SARITA S is an LLM with 85 million parameters, based on GPT-3 architecture, designed to generate high-quality synthetic SARS-CoV-2 Spike sequences. SARITA is trained via continuous learning on the pre-existing protein model RITA. The model was trained using sequences uploaded to GISAID between December 2019 and March 2021.

Intended uses & limitations

This model can be used by user to generate synthetic Spike proteins of SARS-CoV-2 Virus.

Training hyperparameters

The following hyperparameters were used during training:

  • learning_rate: 5e-05
  • train_batch_size: 48
  • eval_batch_size: 48
  • seed: 42
  • optimizer: Adam with betas=(0.9,0.999) and epsilon=1e-08
  • lr_scheduler_type: linear
  • num_epochs: 10
  • mixed_precision_training: Native AMP

Training results

Training Loss Epoch Step Validation Loss Accuracy
0.0303 1.0 10013 0.0302 0.9912
0.0297 2.0 20026 0.0300 0.9912
0.0294 3.0 30039 0.0295 0.9913
0.0294 4.0 40052 0.0294 0.9913
0.0293 5.0 50065 0.0294 0.9913
0.0292 6.0 60078 0.0293 0.9914
0.029 7.0 70091 0.0293 0.9914
0.0288 8.0 80104 0.0293 0.9914
0.0285 9.0 90117 0.0294 0.9914
0.0283 10.0 100130 0.0295 0.9914

Framework versions

  • Transformers 4.20.1
  • Pytorch 1.9.0+cu111
  • Datasets 2.18.0
  • Tokenizers 0.12.1

Usage

Instantiate a model like so:

from transformers import AutoModelForCausalLM, AutoTokenizer
model = AutoModelForCausalLM.from_pretrained("SimoRancati/SARITA_S", trust_remote_code=True)
tokenizer = AutoTokenizer.from_pretrained("SimoRancati/SARITA_S")

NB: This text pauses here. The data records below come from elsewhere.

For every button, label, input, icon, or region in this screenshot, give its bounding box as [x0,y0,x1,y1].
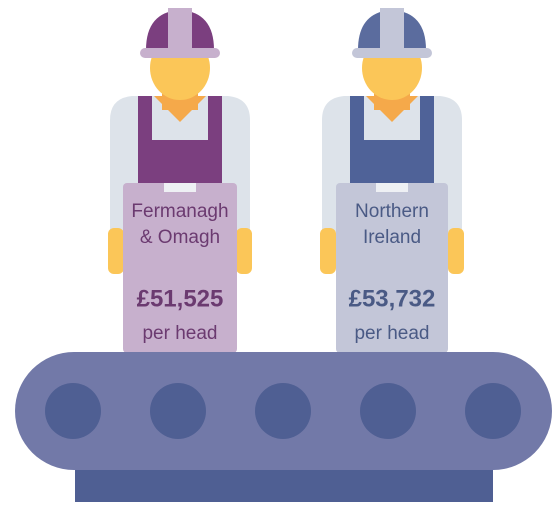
label: Ireland [363,227,421,248]
conveyor-base [75,466,493,502]
unit: per head [142,323,217,344]
worker [320,8,464,353]
value: £51,525 [137,285,224,312]
label: Fermanagh [131,201,228,222]
value: £53,732 [349,285,436,312]
label: & Omagh [140,227,220,248]
label: Northern [355,201,429,222]
unit: per head [354,323,429,344]
worker [108,8,252,353]
sign-right: Northern Ireland £53,732 per head [349,201,436,344]
rollers [45,383,521,439]
sign-left: Fermanagh & Omagh £51,525 per head [131,201,228,344]
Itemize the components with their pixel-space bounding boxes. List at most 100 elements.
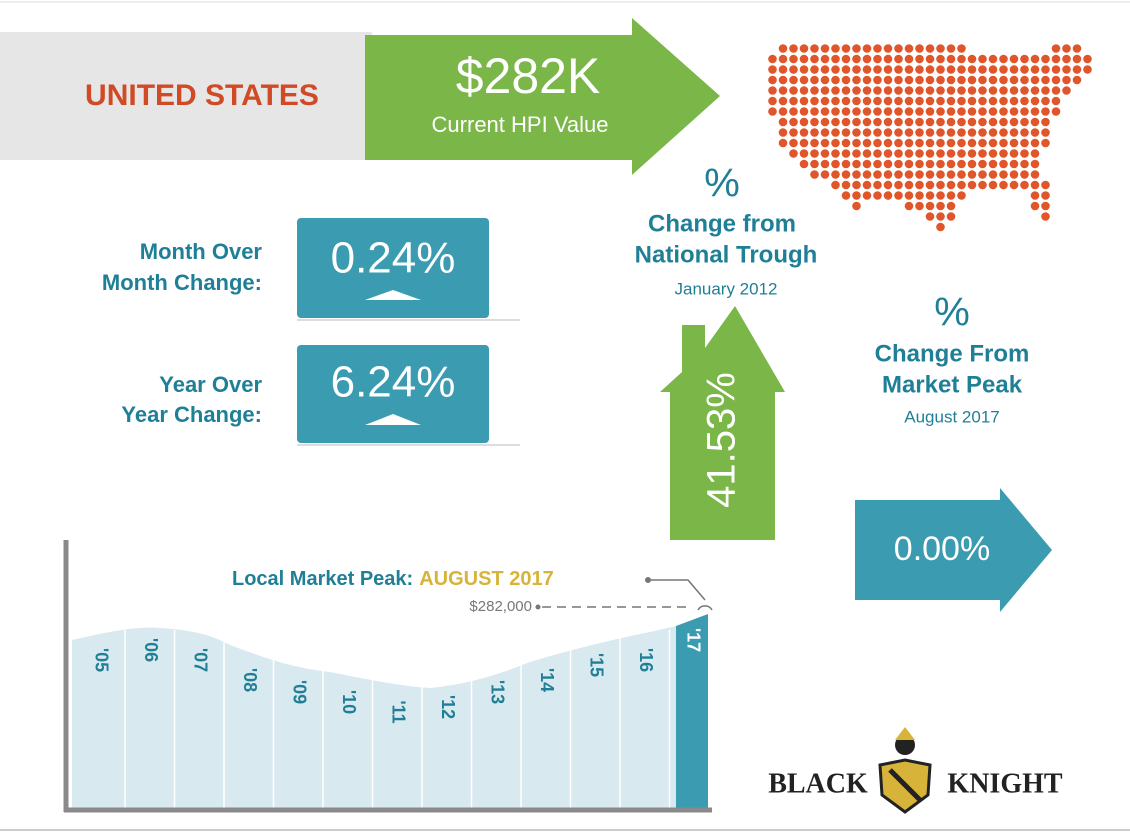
map-dot [957, 128, 966, 137]
map-dot [852, 149, 861, 158]
map-dot [862, 128, 872, 137]
map-dot [852, 138, 861, 148]
map-dot [831, 65, 840, 74]
map-dot [925, 75, 935, 85]
map-dot [988, 149, 998, 158]
map-dot [894, 44, 903, 53]
map-dot [831, 117, 840, 127]
us-map [768, 44, 1092, 232]
map-dot [925, 138, 935, 148]
map-dot [873, 107, 882, 116]
map-dot [967, 128, 977, 137]
map-dot [946, 96, 956, 106]
map-dot [1083, 54, 1092, 64]
map-dot [810, 159, 819, 169]
map-dot [1009, 75, 1019, 85]
map-dot [789, 86, 798, 95]
map-dot [873, 191, 882, 200]
map-dot [883, 75, 893, 85]
map-dot [778, 107, 788, 116]
map-dot [946, 170, 956, 179]
map-dot [820, 96, 830, 106]
map-dot [957, 149, 966, 158]
map-dot [915, 128, 924, 137]
local-peak-date: AUGUST 2017 [419, 568, 554, 590]
region: UNITED STATES [85, 79, 319, 112]
map-dot [778, 65, 788, 74]
map-dot [778, 117, 788, 127]
map-dot [894, 75, 903, 85]
map-dot [852, 191, 861, 200]
map-dot [1030, 128, 1040, 137]
map-dot [1041, 96, 1050, 106]
map-dot [936, 86, 945, 95]
year-label: '07 [190, 648, 210, 672]
map-dot [978, 117, 987, 127]
map-dot [904, 86, 914, 95]
map-dot [936, 201, 945, 211]
map-dot [810, 86, 819, 95]
year-label: '15 [586, 653, 606, 677]
map-dot [1083, 65, 1092, 74]
trough-value: 41.53% [700, 372, 744, 508]
map-dot [852, 44, 861, 53]
map-dot [873, 65, 882, 74]
map-dot [820, 65, 830, 74]
map-dot [988, 117, 998, 127]
map-dot [894, 191, 903, 200]
map-dot [1020, 54, 1029, 64]
map-dot [1041, 54, 1050, 64]
map-dot [904, 75, 914, 85]
map-dot [1062, 75, 1071, 85]
map-dot [894, 54, 903, 64]
map-dot [999, 149, 1008, 158]
map-dot [873, 128, 882, 137]
map-dot [915, 107, 924, 116]
map-dot [852, 128, 861, 137]
map-dot [789, 75, 798, 85]
map-dot [873, 44, 882, 53]
map-dot [904, 117, 914, 127]
map-dot [789, 128, 798, 137]
map-dot [862, 86, 872, 95]
map-dot [799, 117, 809, 127]
map-dot [1041, 201, 1050, 211]
map-dot [1009, 128, 1019, 137]
map-dot [967, 107, 977, 116]
map-dot [967, 149, 977, 158]
map-dot [852, 54, 861, 64]
year-label: '13 [487, 680, 507, 704]
map-dot [1009, 96, 1019, 106]
map-dot [789, 138, 798, 148]
map-dot [946, 191, 956, 200]
map-dot [1009, 149, 1019, 158]
map-dot [1051, 75, 1061, 85]
map-dot [1041, 86, 1050, 95]
map-dot [820, 159, 830, 169]
map-dot [936, 170, 945, 179]
map-dot [810, 65, 819, 74]
map-dot [789, 149, 798, 158]
peak-value: 0.00% [894, 530, 990, 568]
map-dot [778, 44, 788, 53]
map-dot [883, 170, 893, 179]
map-dot [999, 65, 1008, 74]
map-dot [925, 212, 935, 221]
map-dot [862, 44, 872, 53]
map-dot [778, 128, 788, 137]
map-dot [967, 54, 977, 64]
map-dot [904, 180, 914, 190]
map-dot [936, 191, 945, 200]
map-dot [946, 180, 956, 190]
map-dot [915, 75, 924, 85]
map-dot [915, 149, 924, 158]
map-dot [988, 159, 998, 169]
map-dot [1051, 107, 1061, 116]
map-dot [883, 128, 893, 137]
map-dot [936, 128, 945, 137]
map-dot [1030, 191, 1040, 200]
map-dot [1020, 65, 1029, 74]
map-dot [1009, 170, 1019, 179]
map-dot [1051, 54, 1061, 64]
map-dot [841, 65, 851, 74]
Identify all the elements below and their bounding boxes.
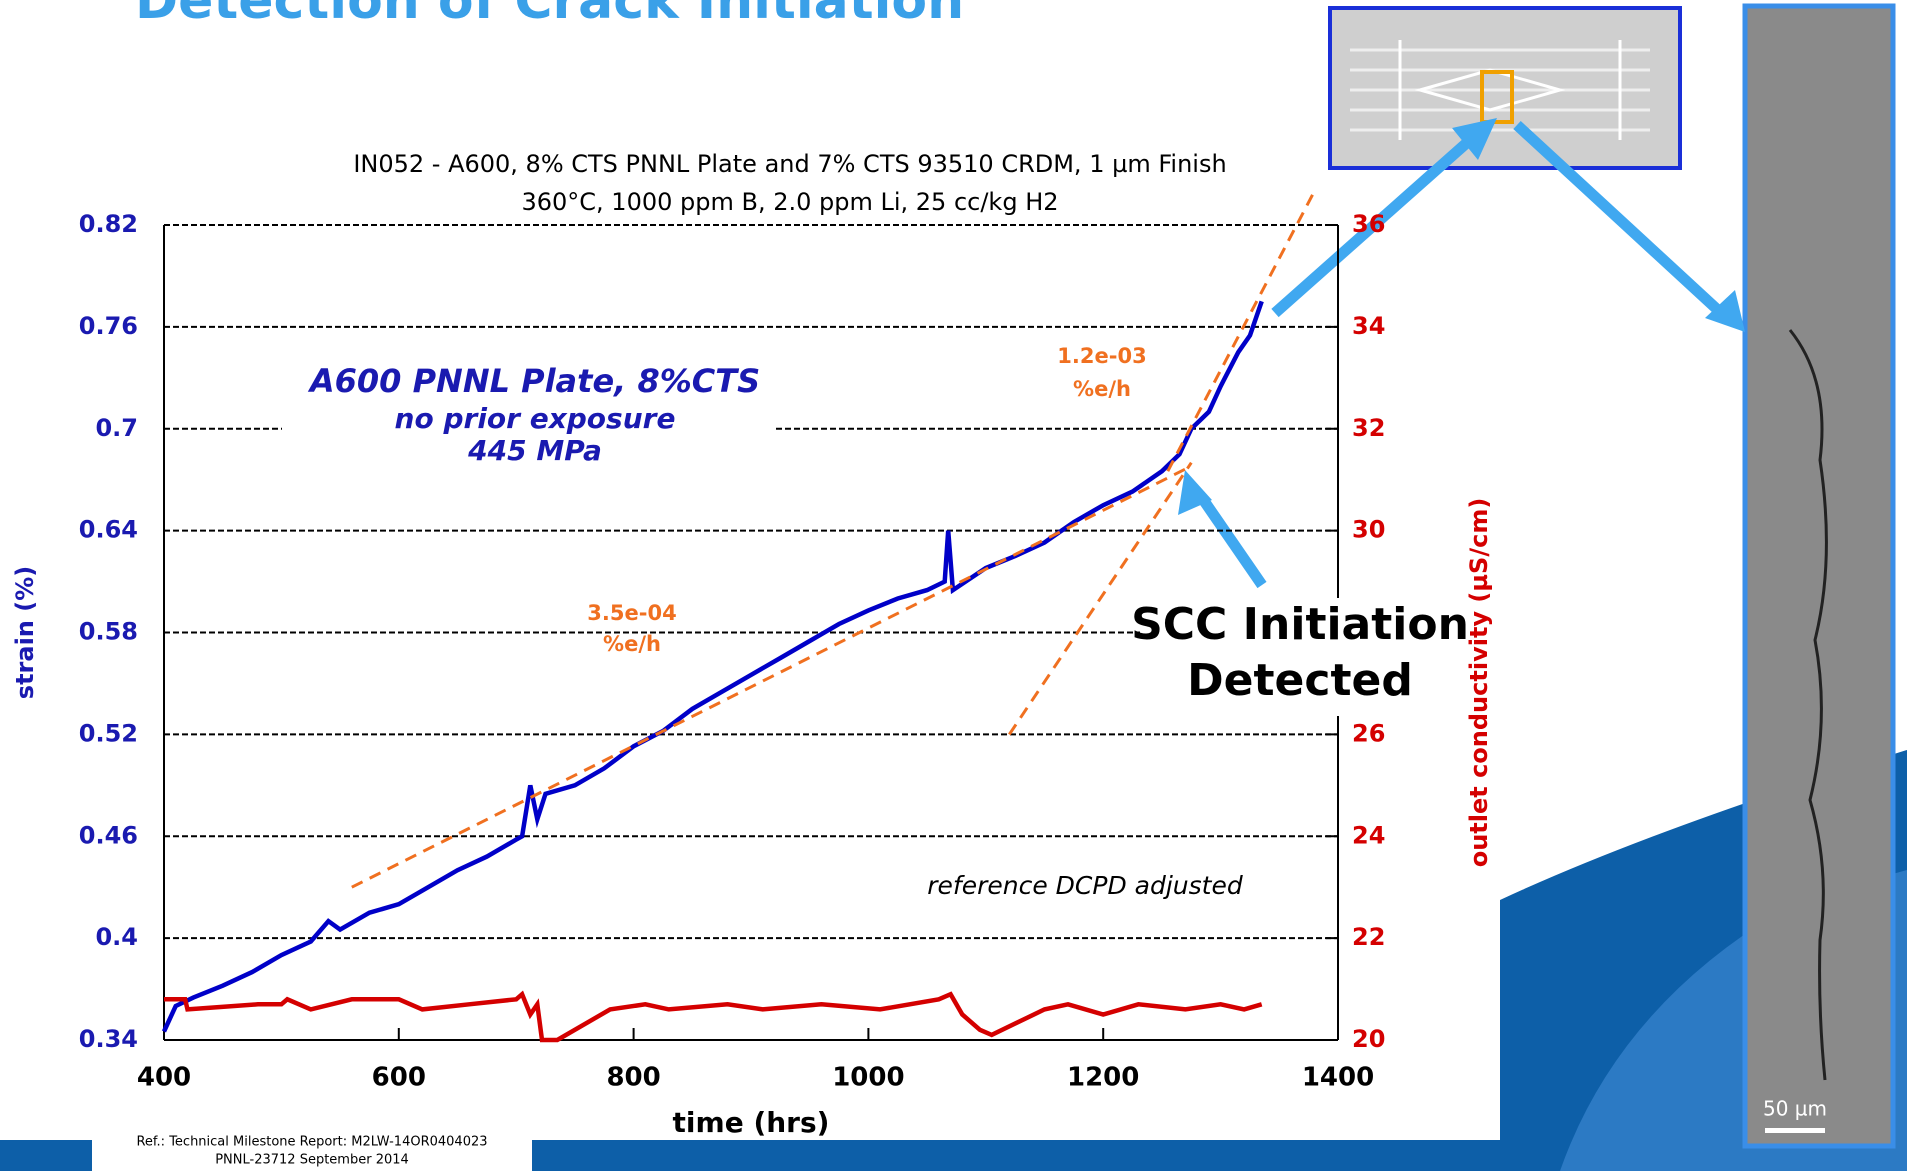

for generation used this code:

# Check for GPU availability and move the model to GPU
device = "cuda" if torch.cuda.is_available() else "cpu"
model = model.to(device)

start = ['MFVFLVLLPLVSSQ']

for i in range(len(start)):
    # Prepare model inputs
    model_inputs = tokenizer([start[i]], return_tensors="pt")
    model_inputs = {k: v.to(device) for k, v in model_inputs.items()}

    # Generate predictions using the model
    generated_ids = model.generate(**model_inputs, min_length=701, max_length=701,
                                   do_sample=True, top_k=950, repetition_penalty=1.2,
                                   num_return_sequences=100, eos_token_id=2, truncation=True)

    # Decode and print outputs
    generated_sequences = []
    for f in range(len(generated_ids)):
        sequence = tokenizer.decode(generated_ids[f], skip_special_tokens=True).replace(' ', '')
        generated_sequences.append(sequence)

Avaiability

SARITA model is public, but downloading it requires approval.
To request access, click on the Request Access button and provide a brief explanation of your intended use.

License

The use of this model is restricted to research purposes. Commercial use is not allowed without prior approval.